En esencia, El gran hotel Budapest es la historia entre Gustave (Ralph Fiennes) y Zero, el botones (Tony Revolori). Entre ellos se comunica el afecto de un legado, la experiencia de una vida. Hay encuentros y desencuentros, hasta que llegan los momentos de sinceridad, del porqué de la soledad familiar de Zero. Ahora bien, nada de lamentaciones sórdidas o momentos musicales funestos, sino cine marca Anderson. Lo extraordinario es que la emoción surge, intacta.

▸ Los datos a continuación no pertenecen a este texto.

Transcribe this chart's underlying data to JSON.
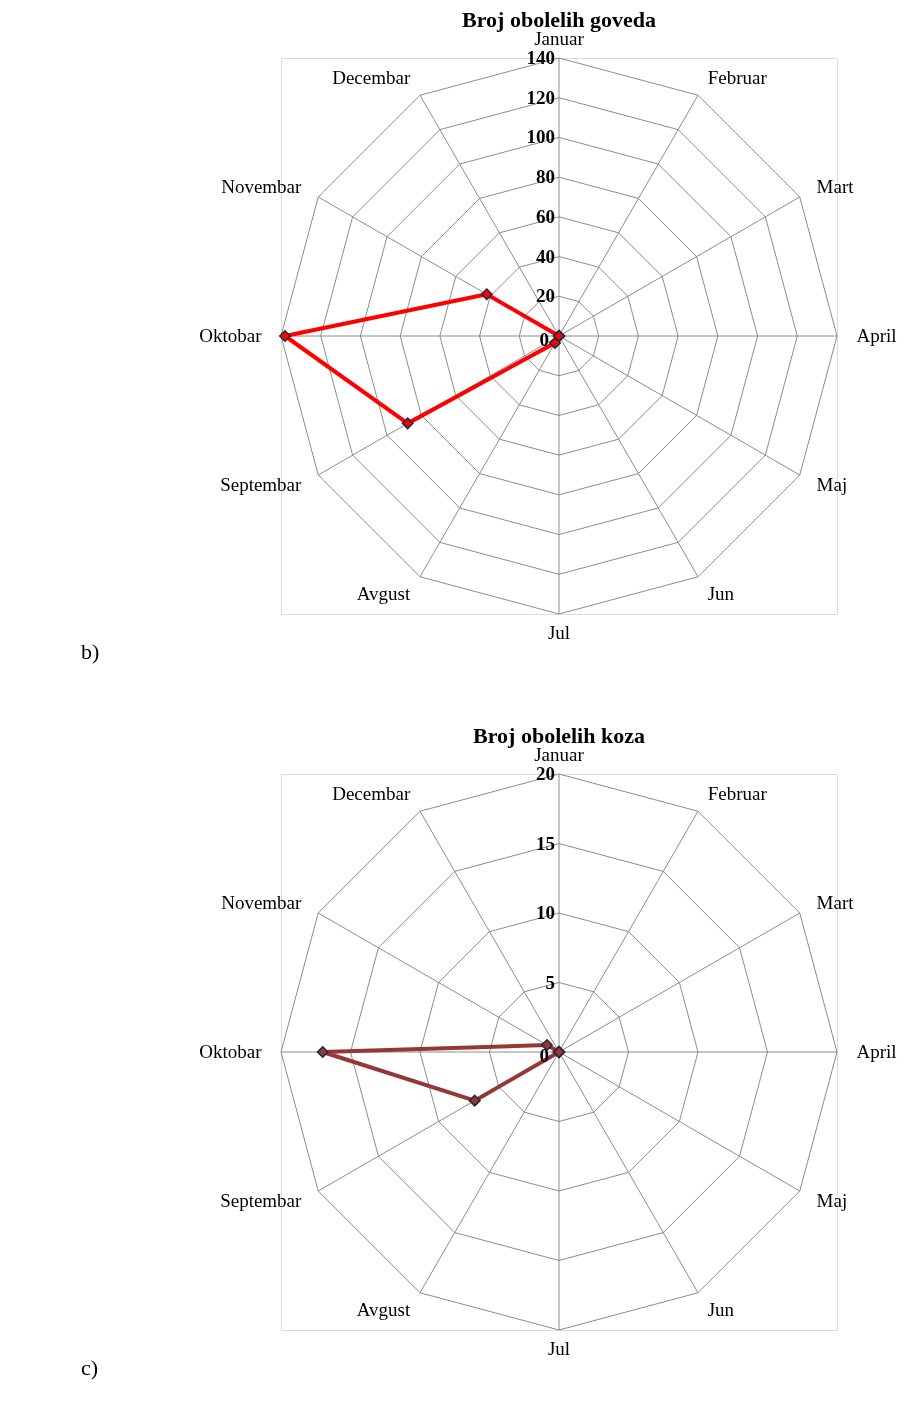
{
  "chart_data": [
    {
      "type": "radar",
      "title": "Broj obolelih goveda",
      "categories": [
        "Januar",
        "Februar",
        "Mart",
        "April",
        "Maj",
        "Jun",
        "Jul",
        "Avgust",
        "Septembar",
        "Oktobar",
        "Novembar",
        "Decembar"
      ],
      "series": [
        {
          "color": "#ff0000",
          "values": [
            0,
            0,
            0,
            0,
            0,
            0,
            0,
            4,
            88,
            138,
            42,
            0
          ]
        }
      ],
      "ylim": [
        0,
        140
      ],
      "yticks": [
        0,
        20,
        40,
        60,
        80,
        100,
        120,
        140
      ],
      "grid": true,
      "marker": "diamond",
      "annotations": [
        "b)"
      ]
    },
    {
      "type": "radar",
      "title": "Broj obolelih koza",
      "categories": [
        "Januar",
        "Februar",
        "Mart",
        "April",
        "Maj",
        "Jun",
        "Jul",
        "Avgust",
        "Septembar",
        "Oktobar",
        "Novembar",
        "Decembar"
      ],
      "series": [
        {
          "color": "#953735",
          "values": [
            0,
            0,
            0,
            0,
            0,
            0,
            0,
            0,
            7,
            17,
            1,
            0
          ]
        }
      ],
      "ylim": [
        0,
        20
      ],
      "yticks": [
        0,
        5,
        10,
        15,
        20
      ],
      "grid": true,
      "marker": "diamond",
      "annotations": [
        "c)"
      ]
    }
  ]
}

Tanto como lo supone la corrida repentina, atildada, de Gustave ante el arresto policial. O la mirada pícara entre ambos para hacerse con la pintura millonaria. Porque hay un robo, o algo así; pero mejor, mirar la película. También con cárcel y fuga de reclusos. Un cúmulo de situaciones que remedan géneros cinematográficos como ecos que devienen plastilina multicolor en la mano hábil de realizador. En este recorrido alucinado "de historias dentro de historias, décadas transitorias, paisajes cambiantes" se suceden personajes variados, que son hallazgos porque ocultan, hábilmente, los nombres famosos que les interpretan. Todos, menos Ralph Fiennes (brillante, notable), con un maquillaje preciso, que los extraña, que les aleja de la marquesina de publicidad que les dice ser estrellas de cine. Otra vez, bienvenida, la manipulación precisa del cine de Anderson.

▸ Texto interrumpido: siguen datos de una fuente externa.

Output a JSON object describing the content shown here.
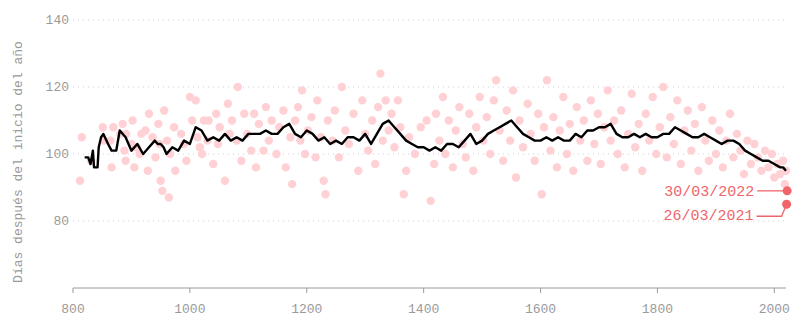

Entre ellos, entre ellas, Tilda Swinton es quien mejor expone -porque esconde- el nudo del film. Rostro agrietado de años, con el temor de un final planeado, le comunica a Gustave sus sospechas para luego, en plano y contraplano "simétricos", decirse "te amo". Lejos de suponer que Gustave sea un cínico, que se beneficia de los placeres de estas damas entradas en años, el dolor le persigue. A partir de allí, la herencia anunciada, el robo sucedido, las persecuciones inevitables. Entre ellas, un tren comunica lugares y reitera momentos horribles: la guerra aletea como buitre, pero cualquiera sea la situación, nunca dudará Gustave en defender a su querido Zero.
Sea por el afecto, pero también porque en él continúa la razón de una sociedad secreta, de "llaves cruzadas", que honran un legado y mantienen un rasgo de civilidad aún en momentos tan oscuros. Civilidad que no es simple, que habrá de cuestionarse a sí misma, que se sabrá equivocada allí donde se supone mejor, de cara a un botones. Por eso, cuando la situación ya no pueda tener sostén sensible, cuando algo así como nazis decidan ocupar las instalaciones del hotel -Saló, de Pasolini, asoma como marca-, el conserje no podrá menos que reaccionar como debe, de cara a un futuro que debe quedar en manos de Zero.
Él, justamente, es el narrador último porque también es el primero. O, mejor aún, la voz de Zero es la conjunción de las distintas voces, una polifonía que reconstruye, entre capas y capaz, un mismo relato.
¿Dónde queda el hotel Budapest? Mejor será dejar de preguntarse, y animarse a visitar sus habitaciones de sueños viejos, para hurgar en busca de algún posible relato. En alguna de sus tramas, seguramente el que escuche quede enredado. Lo que hará que la historia vuelva a suceder mientras el hotel, como luz que titila, continúe su albergue renovado.